Mikey McCleary adopts a certain kind of artistic approach while reworking old Hindi film songs. "It's not remix. Remix is when you borrow the original audio track from an old song. I take the basic skeleton of the tune and create the rest from scratch," says the 44-year-old from New Zealand, who arrived on the Hindi film music scene two years ago with Bejoy Nambiar's Shaitan.
Even though the recognition came through the heady spin-off of Khoya Khoya Chaand from Shaitan, McCleary had made his first brief impression with a commercial for a leading soft drink brand directed by Dibakar Banerjee. The jazz-influenced, saucy versions of revered Hindi numbers, rendered in smouldering female voices, have become a signature stamp of McCleary. It has enabled him to earn an expanding niche in Bollywood and also helped him bag projects with directors such as Nambiar, Rohan Sippy, Dibakar Banerjee and Shonali Bose.
"I stress on the character in the singer's voice quality, voices that stand out which I tend to find mostly in women," he says.
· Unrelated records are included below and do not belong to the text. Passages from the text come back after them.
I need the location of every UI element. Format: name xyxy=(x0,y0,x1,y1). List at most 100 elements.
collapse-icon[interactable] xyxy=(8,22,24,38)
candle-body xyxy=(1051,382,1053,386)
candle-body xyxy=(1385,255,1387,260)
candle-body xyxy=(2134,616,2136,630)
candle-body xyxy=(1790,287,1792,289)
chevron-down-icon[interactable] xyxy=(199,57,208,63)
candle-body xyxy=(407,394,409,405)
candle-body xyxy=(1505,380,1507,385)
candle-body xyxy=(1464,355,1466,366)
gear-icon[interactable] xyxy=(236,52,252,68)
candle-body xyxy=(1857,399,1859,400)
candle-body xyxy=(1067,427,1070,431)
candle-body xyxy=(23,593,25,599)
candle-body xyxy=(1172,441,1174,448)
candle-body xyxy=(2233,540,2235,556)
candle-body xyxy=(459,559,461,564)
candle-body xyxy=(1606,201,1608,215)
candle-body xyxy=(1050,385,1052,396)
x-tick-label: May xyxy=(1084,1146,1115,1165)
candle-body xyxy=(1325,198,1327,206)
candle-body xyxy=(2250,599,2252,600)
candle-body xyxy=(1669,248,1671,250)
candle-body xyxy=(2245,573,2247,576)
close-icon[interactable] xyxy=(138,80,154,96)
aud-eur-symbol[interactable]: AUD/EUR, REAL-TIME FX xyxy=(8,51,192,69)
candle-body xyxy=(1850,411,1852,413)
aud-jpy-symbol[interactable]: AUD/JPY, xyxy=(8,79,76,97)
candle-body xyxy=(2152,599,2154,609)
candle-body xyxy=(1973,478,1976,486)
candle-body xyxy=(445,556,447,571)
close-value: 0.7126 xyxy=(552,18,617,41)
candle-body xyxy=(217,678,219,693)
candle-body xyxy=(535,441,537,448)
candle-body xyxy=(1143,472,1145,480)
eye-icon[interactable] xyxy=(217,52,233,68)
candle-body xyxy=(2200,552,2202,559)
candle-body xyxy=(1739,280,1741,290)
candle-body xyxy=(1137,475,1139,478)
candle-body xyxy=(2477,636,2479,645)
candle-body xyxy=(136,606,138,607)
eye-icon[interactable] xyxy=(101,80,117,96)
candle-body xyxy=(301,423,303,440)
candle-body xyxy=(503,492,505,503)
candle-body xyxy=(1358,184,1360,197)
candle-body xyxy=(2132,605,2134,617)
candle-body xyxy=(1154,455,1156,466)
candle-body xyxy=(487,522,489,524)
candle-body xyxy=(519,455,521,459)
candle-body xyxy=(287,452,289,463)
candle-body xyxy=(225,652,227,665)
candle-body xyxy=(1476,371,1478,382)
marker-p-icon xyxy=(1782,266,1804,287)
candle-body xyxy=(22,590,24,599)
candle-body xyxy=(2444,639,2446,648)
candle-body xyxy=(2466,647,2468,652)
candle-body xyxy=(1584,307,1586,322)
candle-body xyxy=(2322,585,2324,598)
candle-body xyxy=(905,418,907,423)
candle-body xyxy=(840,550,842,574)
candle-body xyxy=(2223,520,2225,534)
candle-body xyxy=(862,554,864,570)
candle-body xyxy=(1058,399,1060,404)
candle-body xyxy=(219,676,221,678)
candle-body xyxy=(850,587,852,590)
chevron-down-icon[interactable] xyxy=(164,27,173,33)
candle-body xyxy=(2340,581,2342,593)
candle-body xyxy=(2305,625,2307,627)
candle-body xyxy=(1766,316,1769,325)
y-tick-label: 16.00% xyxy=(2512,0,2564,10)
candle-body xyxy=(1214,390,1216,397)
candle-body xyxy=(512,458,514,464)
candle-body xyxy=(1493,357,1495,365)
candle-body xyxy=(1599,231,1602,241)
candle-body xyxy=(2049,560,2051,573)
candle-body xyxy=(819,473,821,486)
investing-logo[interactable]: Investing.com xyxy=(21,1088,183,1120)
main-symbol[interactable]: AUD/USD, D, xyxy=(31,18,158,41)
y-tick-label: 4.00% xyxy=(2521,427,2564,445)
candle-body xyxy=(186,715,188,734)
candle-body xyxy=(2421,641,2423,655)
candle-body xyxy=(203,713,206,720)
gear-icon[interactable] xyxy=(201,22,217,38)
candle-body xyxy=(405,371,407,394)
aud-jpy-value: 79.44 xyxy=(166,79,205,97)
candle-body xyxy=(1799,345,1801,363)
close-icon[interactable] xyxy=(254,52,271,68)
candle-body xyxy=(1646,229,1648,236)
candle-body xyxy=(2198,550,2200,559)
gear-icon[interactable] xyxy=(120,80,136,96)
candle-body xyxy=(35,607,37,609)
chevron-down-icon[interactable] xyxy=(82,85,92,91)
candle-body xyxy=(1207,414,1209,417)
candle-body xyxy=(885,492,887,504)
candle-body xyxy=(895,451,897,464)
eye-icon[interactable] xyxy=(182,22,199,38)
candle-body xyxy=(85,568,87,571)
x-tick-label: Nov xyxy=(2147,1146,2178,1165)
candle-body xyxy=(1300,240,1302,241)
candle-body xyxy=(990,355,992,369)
This explains his inclination towards female singers, which includes Indie-rockers Suman Shridhar and Shalmali Kholgade to old-timers such as Rekha Bhardwaj. His flirtation with their vocal sensuality will continue in his upcoming big album Nautanki Sala, which McCleary calls his "most Bollywood album till date", where the peppy Madhuri Dixit-hit Dhak Dhak gets a new spin. He has scored eight songs for the film, one of which is a reworked version of Tezaab's So gaya yeh jahaan. "The album has a lot of Jamaican Ska influences with a Mediterranean vibe set in an Indian context," he says. Apart from Nautanki Saala, his album on Amitabh Bachchan hits, B70, will release in the next few weeks. In fact, all the songs sung originally by male singers have been rendered in female voices.